The Big Idea
Costa Rica | Value trade
This material is a Marketing Communication and does not constitute Independent Investment Research.
High oil prices remain a drag on oil importers across Central America, but Costa Rica has economic buffers and policy flexibility going for it. There is also the unique advantage of policy momentum from its recent political transition. This opens the door to activist reform that should encourage positive credit rating action, especially given the biases of the Fitch sovereign rating model. Costa Rica consequently looks attractive as a target for a convergence trade with illiquid investment grade credits like Paraguay.
The near complete reversion of spreads to pre-war levels should bring more attention to higher yielding credits and their value for the carry trade. However, this shouldn’t distract from other select opportunities for ‘BB’ credits with upside credit rating potential. The risk aversion in March also serves as a reminder about potential diversification with a strategy of core exposure to resilient ‘BB’ credits like Costa Rica and Guatemala with positive rating potential.
There has been a full reversion of credit spreads despite stubbornly high oil prices with no quick resolution yet to supply shocks. There has only been one rating adverse action towards Central American credits in response to the oil shock with Fitch shifting the positive outlook on the Dominican ‘BB-‘ rating back to neutral. Costa Rica does not face the same fate for their positive outlook with continuing momentum on shifting from ‘BB’ to ‘BB+’ over the next few months.
There has been no announcement of any fuel subsidy proposals. There is no flexibility under the fiscal rule for counter-cyclical fiscal stimulus or injecting a fuel subsidy shock into the fiscal accounts. This leaves only a passive approach of allowing the economy to fully absorb the fallout. There is room to accommodate slightly higher inflation and slightly lower growth considering months of stubborn deflation and above-trend robust 4% GDP growth expected in 2026-2027. This provides a buffer to adverse shocks. The central bank could also heed the recent advice from the International Monetary Fund for additional stimulus and respond to any secondary threats to growth, similar to Banxico’s preemptive rate cuts. The foreign exchange weakness would also be welcome for the external sector as an adjustment mechanism after protracted period of currency appreciation as well as a huge stockpile of foreign exchange reserves to reduce any unnecessary exchange rate volatility.

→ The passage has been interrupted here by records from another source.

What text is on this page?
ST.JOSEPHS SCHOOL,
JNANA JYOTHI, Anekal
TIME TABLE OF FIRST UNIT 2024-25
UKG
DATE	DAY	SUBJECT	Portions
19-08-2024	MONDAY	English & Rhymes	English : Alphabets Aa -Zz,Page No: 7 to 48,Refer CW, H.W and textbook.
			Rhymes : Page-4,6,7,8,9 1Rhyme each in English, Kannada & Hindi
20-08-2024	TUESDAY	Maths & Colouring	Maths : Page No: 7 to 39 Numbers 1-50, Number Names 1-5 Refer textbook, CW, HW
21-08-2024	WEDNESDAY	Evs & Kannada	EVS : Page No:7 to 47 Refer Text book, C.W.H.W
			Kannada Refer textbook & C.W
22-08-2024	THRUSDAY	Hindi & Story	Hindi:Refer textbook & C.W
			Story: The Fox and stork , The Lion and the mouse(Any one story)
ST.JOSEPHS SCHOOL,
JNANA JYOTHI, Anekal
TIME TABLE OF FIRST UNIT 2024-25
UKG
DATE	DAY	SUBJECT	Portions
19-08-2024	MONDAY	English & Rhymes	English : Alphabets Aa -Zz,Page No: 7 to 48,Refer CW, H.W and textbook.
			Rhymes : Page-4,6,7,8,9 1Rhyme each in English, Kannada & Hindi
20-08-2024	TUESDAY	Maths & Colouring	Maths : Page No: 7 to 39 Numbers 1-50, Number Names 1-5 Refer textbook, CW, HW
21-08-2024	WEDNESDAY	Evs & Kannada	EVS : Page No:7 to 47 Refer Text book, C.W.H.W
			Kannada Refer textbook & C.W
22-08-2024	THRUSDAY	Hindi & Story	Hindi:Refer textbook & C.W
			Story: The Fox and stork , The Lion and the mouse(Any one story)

Under a more adverse scenario of protracted high oil prices above $100 a barrel, this will require extraordinary policy flexibility. This is where a few countries have a relative advantage. The adverse oil shock coincides with a more activist agenda of the Fernandez administration with a turnover of the legislature for majority PPSO control on May 1. This should allow for a break in legislative gridlock, which has been a penalty weighing on the Fitch sovereign rating model. There is a long list of legislation that requires either simple or absolute majority support including: external credits for a train and route 1 highway to connect the free trade zones, 4×3 labor flexibility law, alliance on public-private partnership law, constitutional reform on flexible financing, Eurobond bill of $1.5 billion for the next eight years, opening up electricity to the private sector, opening up local markets with a Euroclear law on local bonds, law that transfers FCL from the central bank to the federal government and a central bank independence law.
There is a wide difference between the Fitch ‘BBB’ sovereign rating model and the actual ‘BB’ credit rating with the difference explained for the 3-notch subjective deductions for legislative gridlock, restricted external financing, and high interest-to-revenue ratio. If there is an activist legislative agenda, this may warrant removal of the deduction for political gridlock. It wouldn’t be surprising for Fitch to upgrade Costa Rica to ‘BB+’ over the next few months and shift to a positive outlook. This would represent a positive shock that accelerates the prospects and optionality for an investment grade rating.
The next few weeks should open legislative sessions with potential for headlines about an activist reform agenda. The majority congressional leader under former Finance Minister Acosta is well aware of the rating process and the benefits of an investment grade rating. This should factor into the legislative agenda, with a priority to leverage the positive credit rating momentum for economic reform. This should translate into even tighter credit spreads and encourage convergence between Costa Rica and Paraguay. There is still value on the longer end of the curve even after the impressive gains.